It's really simple:
- To avoid SQL injection,
mysql_real_escape_string your values before concatenating them into an SQL query, or use parameterized queries that don't suffer from malformed strings in the first place.
- To avoid XSS problems and/or messed up HTML, HTML escape your values before plugging them into an HTML context.
- JSON escape them in a JSON context, CSV escape them in a CSV context, etc pp.
All are the same problem, really. As a very simple example, to produce the string "test" (I want the quotes to be part of the string), I can't write the string literal $foo = ""test"". I have to escape the quotes within the quotes to make clear which quotes are supposed to end the string and which are part of the string: $foo = "\"test\"".
SQL injection, XSS problems and messed up HTML are all just a variation on this.
To plug a value that contains quotes into a query, you have the same problem as above:
$comment = "\"foo\""; // comment is "foo", including quotes
$query = 'INSERT INTO `db` (`comment`) VALUES ("' . $comment . '")';
// INSERT INTO `db` (`comment`) VALUES (""foo"")
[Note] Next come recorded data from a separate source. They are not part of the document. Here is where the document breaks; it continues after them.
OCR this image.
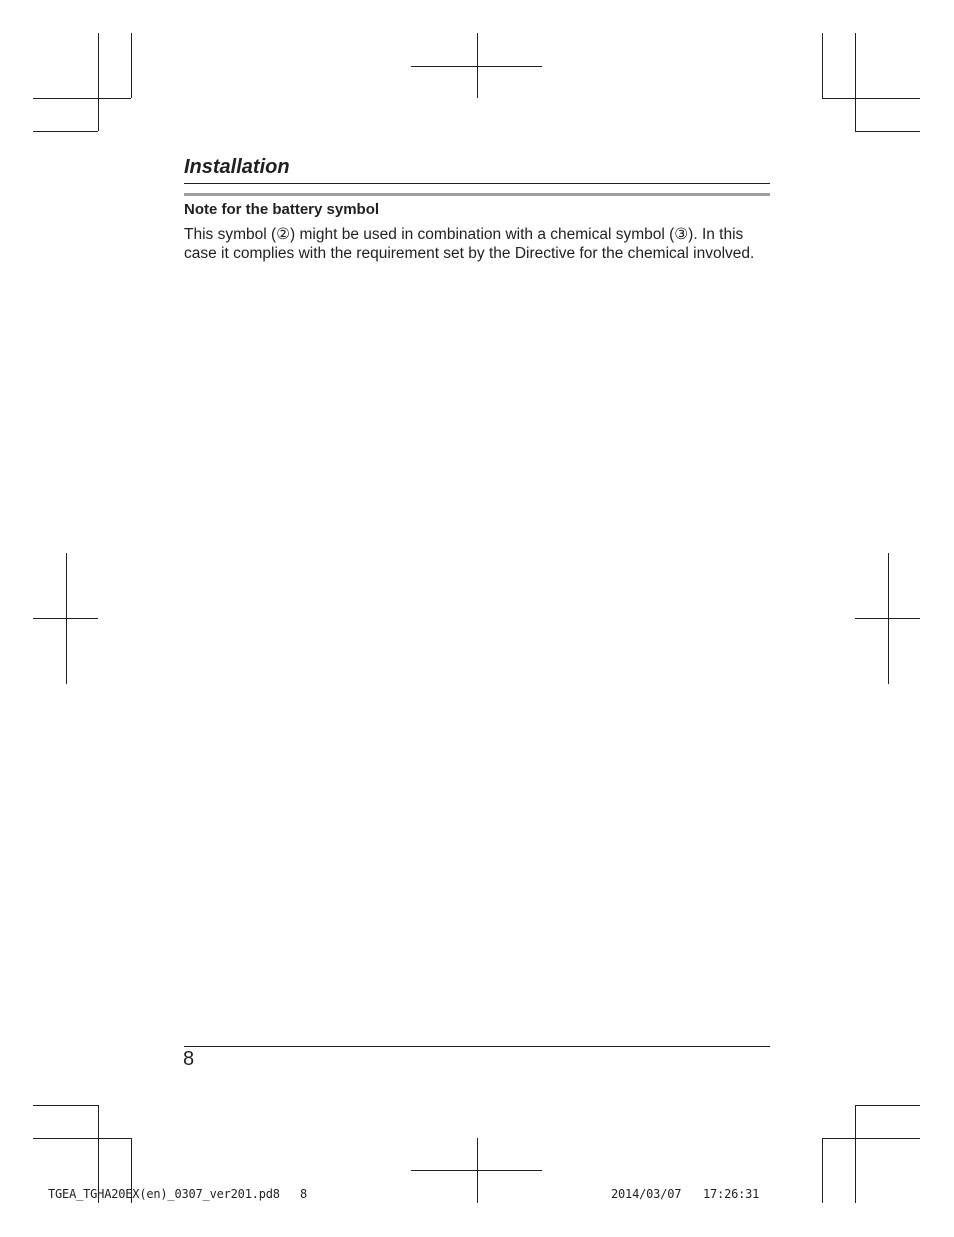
Installation
Note for the battery symbol

This symbol (②) might be used in combination with a chemical symbol (③). In this case it complies with the requirement set by the Directive for the chemical involved.

8
TGEA_TGHA20EX(en)_0307_ver201.pd8 8	2014/03/07 17:26:31
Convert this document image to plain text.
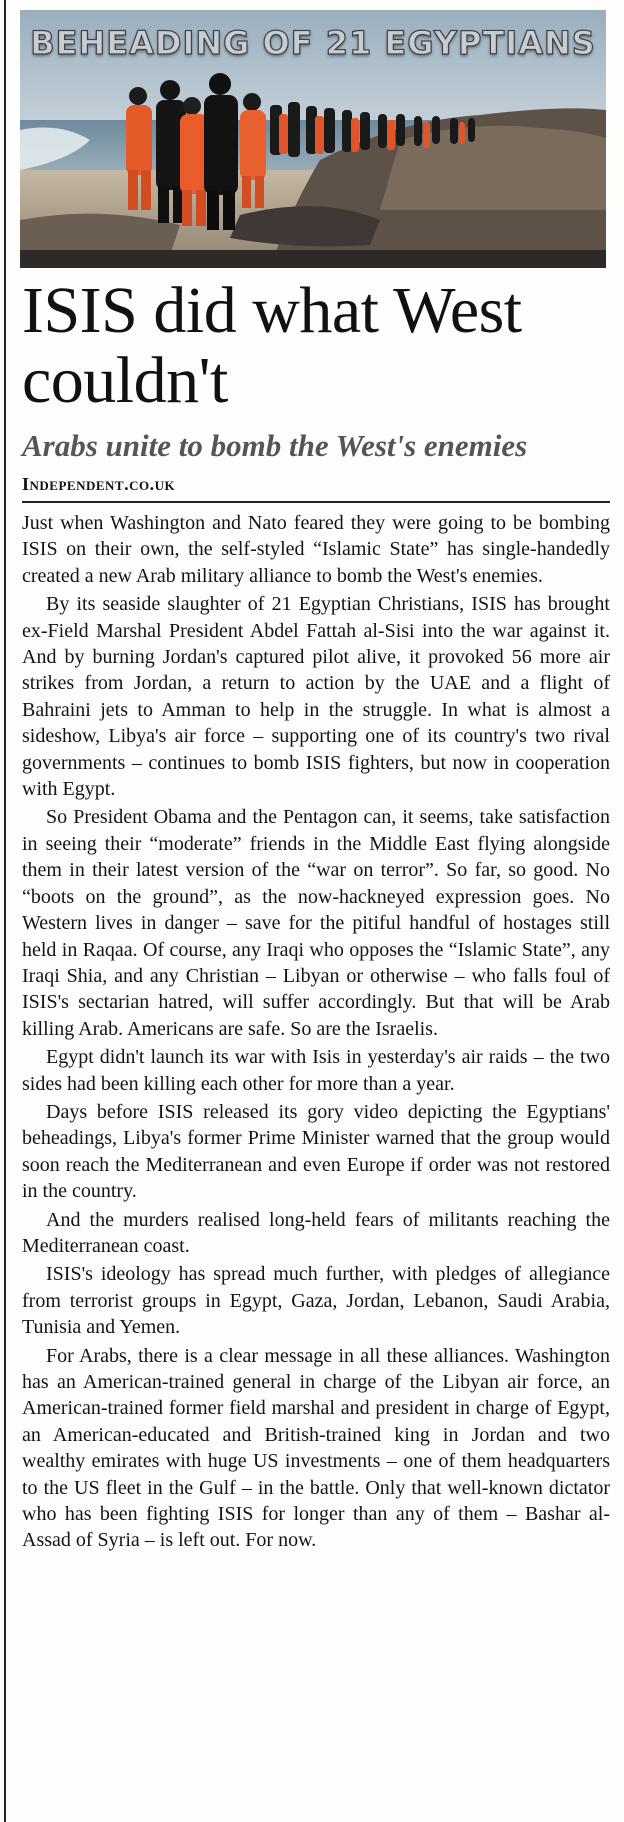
BEHEADING OF 21 EGYPTIANS
ISIS did what West couldn't
Arabs unite to bomb the West's enemies
Independent.co.uk

Just when Washington and Nato feared they were going to be bombing ISIS on their own, the self-styled “Islamic State” has single-handedly created a new Arab military alliance to bomb the West's enemies.

By its seaside slaughter of 21 Egyptian Christians, ISIS has brought ex-Field Marshal President Abdel Fattah al-Sisi into the war against it. And by burning Jordan's captured pilot alive, it provoked 56 more air strikes from Jordan, a return to action by the UAE and a flight of Bahraini jets to Amman to help in the struggle. In what is almost a sideshow, Libya's air force – supporting one of its country's two rival governments – continues to bomb ISIS fighters, but now in cooperation with Egypt.

So President Obama and the Pentagon can, it seems, take satisfaction in seeing their “moderate” friends in the Middle East flying alongside them in their latest version of the “war on terror”. So far, so good. No “boots on the ground”, as the now-hackneyed expression goes. No Western lives in danger – save for the pitiful handful of hostages still held in Raqaa. Of course, any Iraqi who opposes the “Islamic State”, any Iraqi Shia, and any Christian – Libyan or otherwise – who falls foul of ISIS's sectarian hatred, will suffer accordingly. But that will be Arab killing Arab. Americans are safe. So are the Israelis.

Egypt didn't launch its war with Isis in yesterday's air raids – the two sides had been killing each other for more than a year.

Days before ISIS released its gory video depicting the Egyptians' beheadings, Libya's former Prime Minister warned that the group would soon reach the Mediterranean and even Europe if order was not restored in the country.

And the murders realised long-held fears of militants reaching the Mediterranean coast.

ISIS's ideology has spread much further, with pledges of allegiance from terrorist groups in Egypt, Gaza, Jordan, Lebanon, Saudi Arabia, Tunisia and Yemen.

For Arabs, there is a clear message in all these alliances. Washington has an American-trained general in charge of the Libyan air force, an American-trained former field marshal and president in charge of Egypt, an American-educated and British-trained king in Jordan and two wealthy emirates with huge US investments – one of them headquarters to the US fleet in the Gulf – in the battle. Only that well-known dictator who has been fighting ISIS for longer than any of them – Bashar al-Assad of Syria – is left out. For now.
That produces invalid syntax at best, SQL injection attacks at worst. Using mysql_real_escape_string avoids this:
$query = 'INSERT INTO `db` (`comment`) VALUES ("' . mysql_real_escape_string($comment) . '")';
// INSERT INTO `db` (`comment`) VALUES ("\"foo\"")
HTML escaping is exactly the same, just with different syntax issues.
You only need to escape your values in the right context using the right method. To escape values for HTML, use htmlentities. Do that at the time it's necessary. Don't prematurely or over-escape your values, only apply the appropriate escape function in the right context at the right time.